Geopolitical boundaries fascinate me, the result of growing up in Israel. I experienced early in my adolescence the arbitrary nature and origin of current Middle Eastern boundaries initiated through global political interests and will after World War I and, to a lesser extent, World War II. With an Israeli visa stamp in my passport, I remain a victim of those arbitrary borders — with few exceptions, I can’t cross the border into most Arab states using that passport. I can visit Egypt, Jordan, Morocco, Oman, and UAE, but I’m unable to visit Syria, Lebanon, Iran, Iraq, Saudi Arabia, smaller Persian Gulf states or North African Arab states (Israeli Passport, 2014).
I would argue that the root of many socio-political conflicts in the Middle East stem from global influence on local boundaries. For example, the current Syrian civil war pits the minority Alawite ruling authority against the Sunni majority, the result of poorly-planned and articulated boundaries among various people groups with historic enmity toward one another. Not that individual nation-states or regions for specific people groups is the answer — reference ongoing enmity between Pakistan and India — but borders drawn in collaboration with, rather than enforced upon, local groups would surely have addressed, even mitigated, some of the pent-up enmity that has recently exploded in violence in Syria and surrounding nations.
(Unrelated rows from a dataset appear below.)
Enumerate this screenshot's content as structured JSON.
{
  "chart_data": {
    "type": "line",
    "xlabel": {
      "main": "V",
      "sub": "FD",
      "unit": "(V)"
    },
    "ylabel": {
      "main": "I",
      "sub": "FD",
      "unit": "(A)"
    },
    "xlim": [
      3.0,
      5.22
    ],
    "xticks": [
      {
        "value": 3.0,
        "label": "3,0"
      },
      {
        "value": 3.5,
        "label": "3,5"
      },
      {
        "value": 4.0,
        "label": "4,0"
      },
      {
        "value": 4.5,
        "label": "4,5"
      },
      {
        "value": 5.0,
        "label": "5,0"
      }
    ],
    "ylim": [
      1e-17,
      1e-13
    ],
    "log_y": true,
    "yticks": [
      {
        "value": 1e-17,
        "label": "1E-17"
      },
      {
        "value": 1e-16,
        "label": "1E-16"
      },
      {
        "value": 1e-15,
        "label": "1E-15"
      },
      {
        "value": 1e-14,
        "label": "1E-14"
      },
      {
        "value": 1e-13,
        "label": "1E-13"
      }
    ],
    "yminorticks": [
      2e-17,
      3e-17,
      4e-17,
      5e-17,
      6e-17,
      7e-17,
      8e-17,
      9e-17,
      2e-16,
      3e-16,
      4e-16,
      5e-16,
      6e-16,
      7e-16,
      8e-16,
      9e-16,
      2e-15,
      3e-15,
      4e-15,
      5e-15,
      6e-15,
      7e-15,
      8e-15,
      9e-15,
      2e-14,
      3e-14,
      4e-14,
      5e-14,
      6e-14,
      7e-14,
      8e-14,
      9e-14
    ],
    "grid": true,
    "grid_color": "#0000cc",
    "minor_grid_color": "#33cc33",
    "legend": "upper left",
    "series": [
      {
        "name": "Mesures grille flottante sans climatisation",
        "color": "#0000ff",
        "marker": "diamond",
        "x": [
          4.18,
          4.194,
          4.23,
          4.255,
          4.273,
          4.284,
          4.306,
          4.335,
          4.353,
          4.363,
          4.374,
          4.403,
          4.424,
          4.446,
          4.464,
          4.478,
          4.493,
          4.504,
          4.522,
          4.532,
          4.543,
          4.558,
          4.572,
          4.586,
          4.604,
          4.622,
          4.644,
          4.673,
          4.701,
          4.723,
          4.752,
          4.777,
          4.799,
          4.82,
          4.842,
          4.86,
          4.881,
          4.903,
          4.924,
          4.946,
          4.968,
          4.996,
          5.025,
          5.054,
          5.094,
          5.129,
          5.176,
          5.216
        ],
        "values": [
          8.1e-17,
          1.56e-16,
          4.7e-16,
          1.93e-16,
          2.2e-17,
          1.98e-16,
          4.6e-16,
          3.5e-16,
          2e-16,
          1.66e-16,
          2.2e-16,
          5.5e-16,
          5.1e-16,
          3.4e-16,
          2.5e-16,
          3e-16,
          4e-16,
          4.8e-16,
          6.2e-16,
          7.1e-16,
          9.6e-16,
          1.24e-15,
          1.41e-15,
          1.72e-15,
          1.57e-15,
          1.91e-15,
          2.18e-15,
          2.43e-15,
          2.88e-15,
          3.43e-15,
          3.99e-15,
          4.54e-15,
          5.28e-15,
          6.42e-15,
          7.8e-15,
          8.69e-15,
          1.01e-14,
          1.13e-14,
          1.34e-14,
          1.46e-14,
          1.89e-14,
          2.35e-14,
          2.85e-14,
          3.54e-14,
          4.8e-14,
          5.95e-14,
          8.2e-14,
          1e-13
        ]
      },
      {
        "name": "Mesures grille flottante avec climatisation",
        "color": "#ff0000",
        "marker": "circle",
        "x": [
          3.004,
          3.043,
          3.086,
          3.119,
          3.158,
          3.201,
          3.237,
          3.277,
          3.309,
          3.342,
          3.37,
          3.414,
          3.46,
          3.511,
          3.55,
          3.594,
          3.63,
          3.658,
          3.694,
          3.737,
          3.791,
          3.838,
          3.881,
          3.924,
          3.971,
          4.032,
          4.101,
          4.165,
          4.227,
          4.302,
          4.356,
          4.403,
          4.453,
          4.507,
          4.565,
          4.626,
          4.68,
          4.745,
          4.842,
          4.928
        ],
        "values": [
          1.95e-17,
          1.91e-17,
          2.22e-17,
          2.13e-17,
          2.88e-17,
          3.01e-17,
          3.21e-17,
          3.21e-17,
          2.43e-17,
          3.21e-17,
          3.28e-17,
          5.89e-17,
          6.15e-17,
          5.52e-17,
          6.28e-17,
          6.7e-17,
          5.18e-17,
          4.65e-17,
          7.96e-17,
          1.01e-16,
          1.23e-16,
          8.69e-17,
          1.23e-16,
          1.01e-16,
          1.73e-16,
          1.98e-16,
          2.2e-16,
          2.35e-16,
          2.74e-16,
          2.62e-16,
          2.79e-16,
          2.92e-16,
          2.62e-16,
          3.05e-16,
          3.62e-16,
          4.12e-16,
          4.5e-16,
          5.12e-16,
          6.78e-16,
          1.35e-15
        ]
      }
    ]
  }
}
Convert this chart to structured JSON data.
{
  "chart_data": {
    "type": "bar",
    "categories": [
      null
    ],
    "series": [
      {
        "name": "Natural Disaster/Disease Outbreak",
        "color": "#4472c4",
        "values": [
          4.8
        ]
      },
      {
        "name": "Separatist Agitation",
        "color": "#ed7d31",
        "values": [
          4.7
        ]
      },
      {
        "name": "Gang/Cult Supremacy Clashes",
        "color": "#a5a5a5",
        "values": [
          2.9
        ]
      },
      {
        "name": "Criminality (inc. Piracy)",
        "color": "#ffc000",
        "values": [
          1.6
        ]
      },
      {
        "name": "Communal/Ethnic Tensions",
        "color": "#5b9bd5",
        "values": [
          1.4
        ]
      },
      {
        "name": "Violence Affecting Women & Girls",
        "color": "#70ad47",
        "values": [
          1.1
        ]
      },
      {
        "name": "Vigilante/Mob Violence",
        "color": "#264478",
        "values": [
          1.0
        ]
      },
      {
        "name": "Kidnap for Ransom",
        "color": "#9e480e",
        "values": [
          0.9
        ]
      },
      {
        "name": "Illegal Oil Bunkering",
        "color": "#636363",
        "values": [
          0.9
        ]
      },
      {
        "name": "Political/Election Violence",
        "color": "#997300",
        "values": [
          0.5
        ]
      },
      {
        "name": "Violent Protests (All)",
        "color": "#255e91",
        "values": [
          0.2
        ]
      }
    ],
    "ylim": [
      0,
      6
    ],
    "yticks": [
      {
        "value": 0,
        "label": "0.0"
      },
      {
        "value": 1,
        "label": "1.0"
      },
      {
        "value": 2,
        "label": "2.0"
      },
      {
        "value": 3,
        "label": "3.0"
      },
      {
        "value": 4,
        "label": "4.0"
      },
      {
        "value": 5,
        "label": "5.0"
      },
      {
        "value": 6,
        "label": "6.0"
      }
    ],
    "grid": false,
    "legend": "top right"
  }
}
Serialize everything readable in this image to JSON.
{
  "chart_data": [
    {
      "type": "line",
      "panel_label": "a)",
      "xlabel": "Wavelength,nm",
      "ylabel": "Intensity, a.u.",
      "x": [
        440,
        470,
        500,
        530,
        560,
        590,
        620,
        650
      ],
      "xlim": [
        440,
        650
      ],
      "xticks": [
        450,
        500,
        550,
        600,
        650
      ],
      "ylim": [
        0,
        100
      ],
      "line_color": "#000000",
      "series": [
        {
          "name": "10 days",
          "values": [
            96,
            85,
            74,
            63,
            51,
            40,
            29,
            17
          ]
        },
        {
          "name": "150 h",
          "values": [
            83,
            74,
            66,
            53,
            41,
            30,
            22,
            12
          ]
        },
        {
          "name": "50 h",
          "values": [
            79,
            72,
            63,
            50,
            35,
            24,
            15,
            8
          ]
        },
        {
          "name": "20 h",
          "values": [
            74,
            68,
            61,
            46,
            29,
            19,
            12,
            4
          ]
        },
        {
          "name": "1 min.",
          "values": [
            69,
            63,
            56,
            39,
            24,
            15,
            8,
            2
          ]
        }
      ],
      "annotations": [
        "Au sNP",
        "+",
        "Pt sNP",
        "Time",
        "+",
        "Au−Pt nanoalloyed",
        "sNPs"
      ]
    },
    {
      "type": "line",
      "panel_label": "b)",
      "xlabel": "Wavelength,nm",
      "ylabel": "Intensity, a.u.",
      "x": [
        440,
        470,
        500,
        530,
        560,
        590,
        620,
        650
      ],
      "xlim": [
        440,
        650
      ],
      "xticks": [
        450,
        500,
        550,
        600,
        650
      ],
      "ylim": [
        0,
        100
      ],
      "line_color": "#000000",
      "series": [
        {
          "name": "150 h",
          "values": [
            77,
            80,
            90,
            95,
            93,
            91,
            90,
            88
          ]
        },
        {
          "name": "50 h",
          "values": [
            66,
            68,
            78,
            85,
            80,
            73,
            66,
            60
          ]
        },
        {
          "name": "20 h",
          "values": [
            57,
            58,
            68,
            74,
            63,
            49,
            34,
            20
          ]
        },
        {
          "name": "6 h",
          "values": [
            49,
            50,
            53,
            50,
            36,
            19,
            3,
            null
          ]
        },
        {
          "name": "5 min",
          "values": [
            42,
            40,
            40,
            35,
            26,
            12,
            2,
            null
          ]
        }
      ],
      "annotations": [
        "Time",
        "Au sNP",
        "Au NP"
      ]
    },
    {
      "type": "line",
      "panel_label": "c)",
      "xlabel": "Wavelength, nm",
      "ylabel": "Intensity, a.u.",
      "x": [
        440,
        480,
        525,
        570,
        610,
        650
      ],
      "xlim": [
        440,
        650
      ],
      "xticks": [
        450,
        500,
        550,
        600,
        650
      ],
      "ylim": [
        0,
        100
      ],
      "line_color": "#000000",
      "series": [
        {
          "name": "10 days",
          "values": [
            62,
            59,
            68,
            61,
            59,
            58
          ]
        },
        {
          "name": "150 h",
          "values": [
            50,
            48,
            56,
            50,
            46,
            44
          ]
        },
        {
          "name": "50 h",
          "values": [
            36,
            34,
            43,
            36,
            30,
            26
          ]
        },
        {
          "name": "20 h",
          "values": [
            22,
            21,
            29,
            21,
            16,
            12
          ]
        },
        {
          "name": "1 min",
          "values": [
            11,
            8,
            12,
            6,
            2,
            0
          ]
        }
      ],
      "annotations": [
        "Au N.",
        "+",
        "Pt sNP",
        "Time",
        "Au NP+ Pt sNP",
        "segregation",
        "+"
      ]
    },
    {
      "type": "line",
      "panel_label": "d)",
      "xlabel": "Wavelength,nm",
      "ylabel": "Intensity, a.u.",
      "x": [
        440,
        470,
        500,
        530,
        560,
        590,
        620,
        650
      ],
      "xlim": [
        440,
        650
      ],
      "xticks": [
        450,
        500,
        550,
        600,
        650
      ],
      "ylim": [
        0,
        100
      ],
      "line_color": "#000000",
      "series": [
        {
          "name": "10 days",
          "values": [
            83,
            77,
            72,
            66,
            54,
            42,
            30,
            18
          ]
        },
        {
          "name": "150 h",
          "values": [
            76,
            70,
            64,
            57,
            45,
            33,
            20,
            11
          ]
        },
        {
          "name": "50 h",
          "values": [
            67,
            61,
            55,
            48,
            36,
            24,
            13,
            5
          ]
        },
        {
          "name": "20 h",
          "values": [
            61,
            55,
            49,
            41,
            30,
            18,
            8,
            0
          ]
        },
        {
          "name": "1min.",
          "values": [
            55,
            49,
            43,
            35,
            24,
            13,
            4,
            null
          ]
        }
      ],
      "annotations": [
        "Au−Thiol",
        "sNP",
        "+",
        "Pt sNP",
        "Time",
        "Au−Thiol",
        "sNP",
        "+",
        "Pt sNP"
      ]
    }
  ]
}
Boundaries are deeply decisive in the Middle East as borders, but they are also deeply decisive as concepts and socio-political realities. The result of divisiveness (differentiation) is discourse, and the rhetoric of boundaries, whether in reference to tricksters or Middle Eastern borders or networks, fascinates me.
At any rate, this week I limited connections to the theories rather than the theorists. I’ve maintained a running list of theories in the upper-left corner of my mindmap, each of which I’ve connected as Theorized and/or Operationalized. I’ve used that list of theories for connections. Next week, in addition to adding a concept or two, I’ll connect individual theorists to the concept groupings. This will weave a remarkably tangled web. It might even be ambient.
Reference
Israeli passport. (2014, March 27). Wikipedia. Retrieved 19 April 2014 from http://en.wikipedia.org/wiki/Israeli_passport
[ Feature image: The wall between Israel and Palestine. CC licensed image from Flickr user Peter Barwick ]
I find your groupings revolving around theories compelling as is your narrative that creates a nice analogy.